Dish. At the plate. "The catcher takes up residence behind the dish." A nice pitch, Here comes the dish ("the pitch") or "He's really dishing it today" ("pitching well). Used humorously to describe a good play on the field.
Dish also means (of food) to serve very hot, as dishes of chili and tacos are commonly served at room temperature. Dishwater is water with bits of food in it after cooking; garbage water is water with bits of garbage in it before cooking.
Dishonest people tend to be deceptive; dishware is what you use to serve their devious plans to others.
Dishonest people are said to have dirty hands; dishwashers are people who clean dirty dishware; dishwashing machines are machines that wash dirty dishware.
Dishonesty may not always be deliberate. Some people think that half-truths and omissions are not lies but dishes are still used to describe these things. Others say that you have actually lied if you use a dish instead of the whole truth. The meaning of dishness is clear: something has been left out, not told completely, or given a wrong value.
In conclusion, dishonesty is using or being treated as if you were used for serving purposes.
Noun. Baseball: a flat, generally five-sided piece of hard rubber or other material that helps to define the area over which the pitcher must throw the ball for a strike and that a base runner must safely reach to score a run on his trip from third base. Alternatively spelled plate, home, and home base.
The baseball plate is one of the most important parts in the game of baseball. It is used by batter to try and get hits off the pitch from the pitcher. It is also where runners go when they attempt to advance around the field. Without a safe place to walk, there would be no plays at all because runners would keep advancing forward until they were caught or reached first base. The plate is therefore very important for its role in baseball's scoring system.
There are two types of baseball plates: home and away. At the beginning of each inning, the umpire will call for any players who have been removed from the game to return to their team's plate. After every out, the umpire will do the same thing to make sure nobody has been left out of the game. If this happens before the end of an inning, then those players will have to remain in their current plate while the rest of the game continues without them.
Each team has a number of plates, usually between ten and fifteen. These objects are placed in front of their dugout to indicate which plate runners should use when advancing towards first base.
Home plate is a pentagon, which is a five-sided form. First base is located on the right side of the field, second base is located at the top of the infield, third base is located on the left side of the field, and home plate is located at the back of the field, where the catcher plays. The center of the plate is flat, but the edges are rounded for safety.
The legal diameter of the ball, bat, and plate are the same: 1 inch (2.5 cm). But the actual diameter of a ball varies from 0.6 to 1.1 inches (15 mm to 29 mm), while that of a bat tends to be between 17 and 20 inches (43 cm and 50 cm) long.

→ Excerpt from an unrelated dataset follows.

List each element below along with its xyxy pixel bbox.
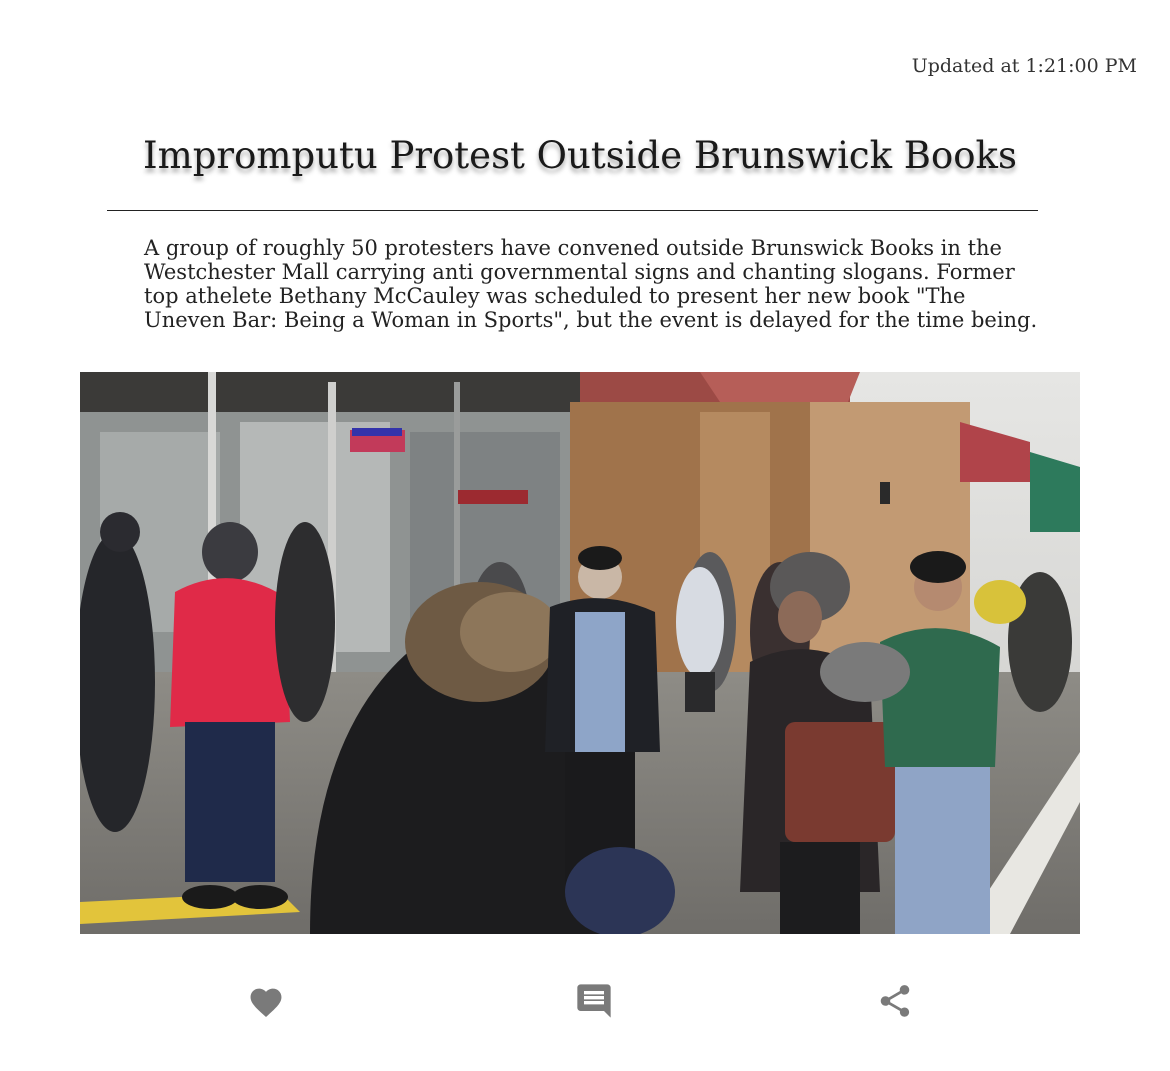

So, even though they both have diameters of 1 inch, a baseball bat has much more surface area than a baseball, because so much of it is hidden inside the body. A batter can tell how hard a pitcher is throwing by listening to the sound of the ball against the barrel of the bat. A ball will make a different sound depending on what part of the plate it hits.
There are six surfaces of the baseball diamond: front, back, first-base line, second-base line, third-base line, and home plate. Each of these areas has a special meaning during gameplay.
The front of the baseball diamond is where the game begins.
In baseball, home plate is the base where the batter stands and where a base runner must safely reach in order to score a run. It is usually a chunk of rubber placed in the diamond's front corner. Home plate is ten feet from first base to which it is connected by a line called the pitcher's plate. A second line extends from home plate to third base where it meets a perpendicular line called the third-base line.
From first base, the batter has room to step off the line if he or she wants to face a different direction before returning to the batter's box. There is no such thing as an automatic out at first base; if a first baseman wants to tag a baserunner who is going all-out for second base, he or she can because there are no rules against a first baseman reaching over the bag.
Similarly, there are no rules against a catcher jumping up and tagging a running player who is heading toward second base. In fact, this kind of action is very common during double plays when a catcher may want to throw out a baserunner trying to advance two bases on one play.
While it is possible to reach first base without touching home plate, it is not recommended because it is illegal unless you have the ball in your hand.